Does the Czech Republic have a racism problem?
Miroslav Mares, an expert on extremism at Brno’s Masaryk University, said that racism in the Czech Republic hasn’t worsened in recent years but remains “relatively high.” A Pew Research Centre survey from 2019 found that 64% of Czechs have unfavourable views of Muslims, the third-highest in Europe, and 66% held unfavourable views of the Roma, arguably the most discriminated racial groups in the country.
The Czech Republic has not followed neighbouring Slovakia in physically building walls in some towns to separate Roma communities from the rest of the population, nor the Bulgarian government which proposed a law in 2018 to created forced “labour education schools” for Roma children as well as “reservations” for the Roma which could be used as “tourist attractions“.
But an EU study from 2016 found that 10% of Romani students in the Czech Republic attend segregated schools, where their only classmates are also Romani, and 51% of Romani aged 16-24 neither in employment nor education. Czech politicians are still debating whether to compensate hundreds of Romani women who were unknowingly sterilised under the old socialist system, though the practice continued after the collapse of communism in 1989 and the government only formally apologised in 2009.
Dvorakova, of the Czech Technical University, noted that in the fairly homogeneous Czech Republic many people rarely meet someone from another race, with an exception being the Vietnamese, one of the country’s largest migrant groups, who are “mostly accepted” in Czech society.
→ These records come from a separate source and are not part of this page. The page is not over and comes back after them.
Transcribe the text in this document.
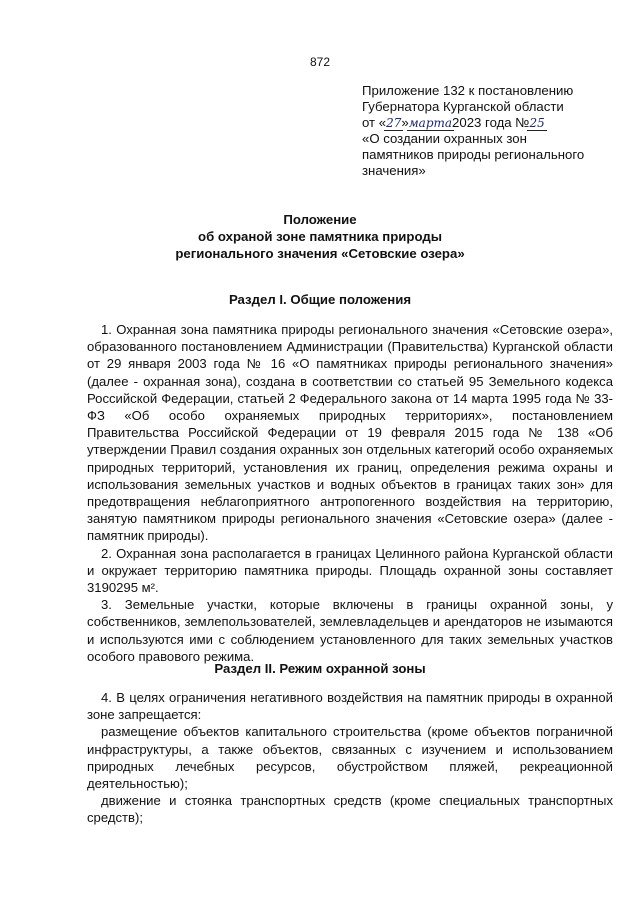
872
Приложение 132 к постановлению
Губернатора Курганской области
от «27
»марта
2023 года №25
«О создании охранных зон
памятников природы регионального
значения»
Положение
об охраной зоне памятника природы
регионального значения «Сетовские озера»
Раздел I. Общие положения

1. Охранная зона памятника природы регионального значения «Сетовские озера», образованного постановлением Администрации (Правительства) Курганской области от 29 января 2003 года № 16 «О памятниках природы регионального значения» (далее - охранная зона), создана в соответствии со статьей 95 Земельного кодекса Российской Федерации, статьей 2 Федерального закона от 14 марта 1995 года № 33-ФЗ «Об особо охраняемых природных территориях», постановлением Правительства Российской Федерации от 19 февраля 2015 года № 138 «Об утверждении Правил создания охранных зон отдельных категорий особо охраняемых природных территорий, установления их границ, определения режима охраны и использования земельных участков и водных объектов в границах таких зон» для предотвращения неблагоприятного антропогенного воздействия на территорию, занятую памятником природы регионального значения «Сетовские озера» (далее - памятник природы).

2. Охранная зона располагается в границах Целинного района Курганской области и окружает территорию памятника природы. Площадь охранной зоны составляет 3190295 м².

3. Земельные участки, которые включены в границы охранной зоны, у собственников, землепользователей, землевладельцев и арендаторов не изымаются и используются ими с соблюдением установленного для таких земельных участков особого правового режима.

Раздел II. Режим охранной зоны

4. В целях ограничения негативного воздействия на памятник природы в охранной зоне запрещается:

размещение объектов капитального строительства (кроме объектов пограничной инфраструктуры, а также объектов, связанных с изучением и использованием природных лечебных ресурсов, обустройством пляжей, рекреационной деятельностью);

движение и стоянка транспортных средств (кроме специальных транспортных средств);
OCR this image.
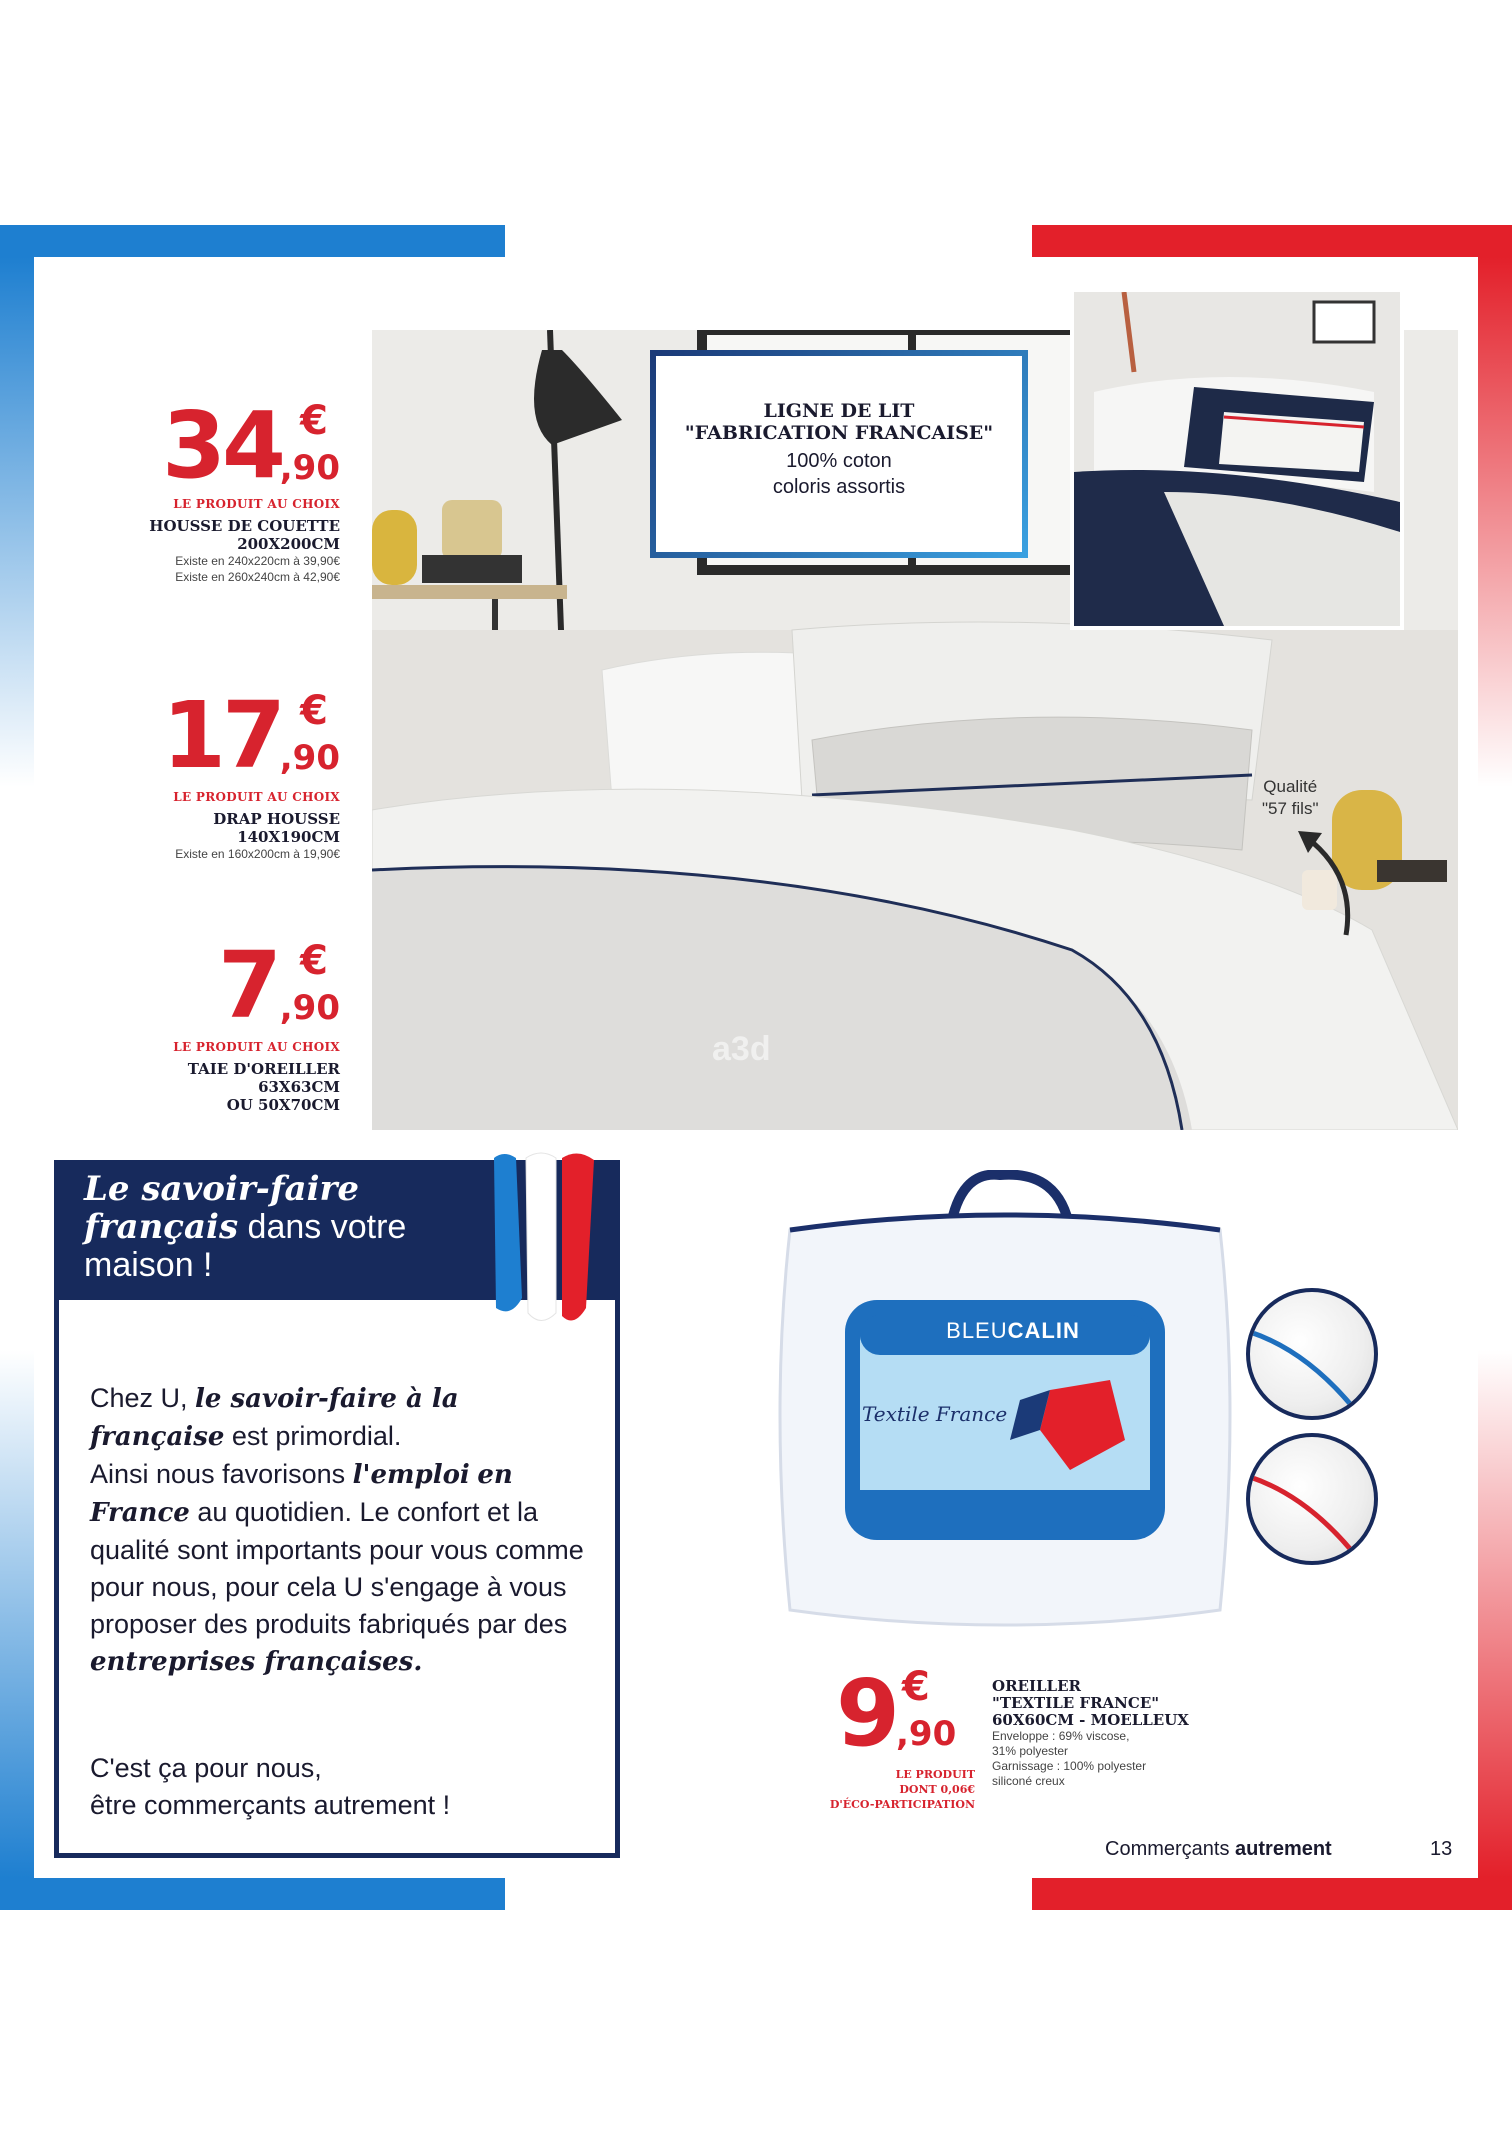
a3d
LIGNE DE LIT
"FABRICATION FRANCAISE"
100% coton
coloris assortis
Qualité
"57 fils"
34 €
,90
LE PRODUIT AU CHOIX
HOUSSE DE COUETTE
200X200CM
Existe en 240x220cm à 39,90€
Existe en 260x240cm à 42,90€
17 €
,90
LE PRODUIT AU CHOIX
DRAP HOUSSE
140X190CM
Existe en 160x200cm à 19,90€
7 €
,90
LE PRODUIT AU CHOIX
TAIE D'OREILLER
63X63CM
OU 50X70CM
Le savoir-faire
français dans votre
maison !
Chez U, le savoir-faire à la française est primordial.
Ainsi nous favorisons l'emploi en France au quotidien. Le confort et la qualité sont importants pour vous comme pour nous, pour cela U s'engage à vous proposer des produits fabriqués par des entreprises françaises.
C'est ça pour nous,
être commerçants autrement !
BLEUCALIN
Textile France
9 €
,90
LE PRODUIT
DONT 0,06€
D'ÉCO-PARTICIPATION
OREILLER
"TEXTILE FRANCE"
60X60CM - MOELLEUX
Enveloppe : 69% viscose,
31% polyester
Garnissage : 100% polyester
siliconé creux
Commerçants autrement	13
She added that the views of certain politicians mean that many in society don’t take verbal racist attacks seriously nor “suppose them to be important”.
Anti-Roma rhetoric extends to BLM
The far-right Freedom and Direct Democracy (SPD) is the third-largest opposition party in parliament. Czech President Milos Zeman, an illiberal populist, sparked controversy last year after stating that “the slogan Black Lives Matter is racist” but he is better known for his diatribes against the country’s Roma population,
Zeman has said that 90% of Romani – who make up less than 1% of the Czech population, according to the last census – are “inadaptable citizens”. Just before the 2018 presidential election, which he won, Zeman lauded the way the communist-era government forced Roma to perform menial tasks and imprisoned them if they refused. If a Romani didn’t work, he said, “they slapped him around. It’s a very humane method that worked most of the time“.
“The problem is that many Czechs with real racist views do not accept that they are racists,” said Mares, of Brno’s Masaryk University.
But whether the alleged racist abuse during the Slavia-Rangers game last week should have any bearing on the country as a whole has been another talking point of the Czech media.
Pots, kettles, and the UK media
Parts of the media have decried British newspapers for allegedly depicting racism as a specific, Eastern European phenomenon, while not acknowledging the UK’s own problems with racism in football over the past 12 months. Some commentaries have asserted there is a fundamental difference between Western and Eastern societies in how racism is accepted or not accepted, Dvorakova said.
An article on Monday in Dnes, one of the country’s largest newspapers, argued Rangers could not stand being beaten by a team “from the East” while lambasting the fact that the alleged racist incident dominated the headlines rather than praise for a Czech side progressing through the Europa League.
With the Scottish police and UEFA, Europe’s governing body for football, now investigating the alleged racist incident, it is not yet known whether any action will be taken against Slavia Prague, which was drawn to play England’s Arsenal in the next round of the competition.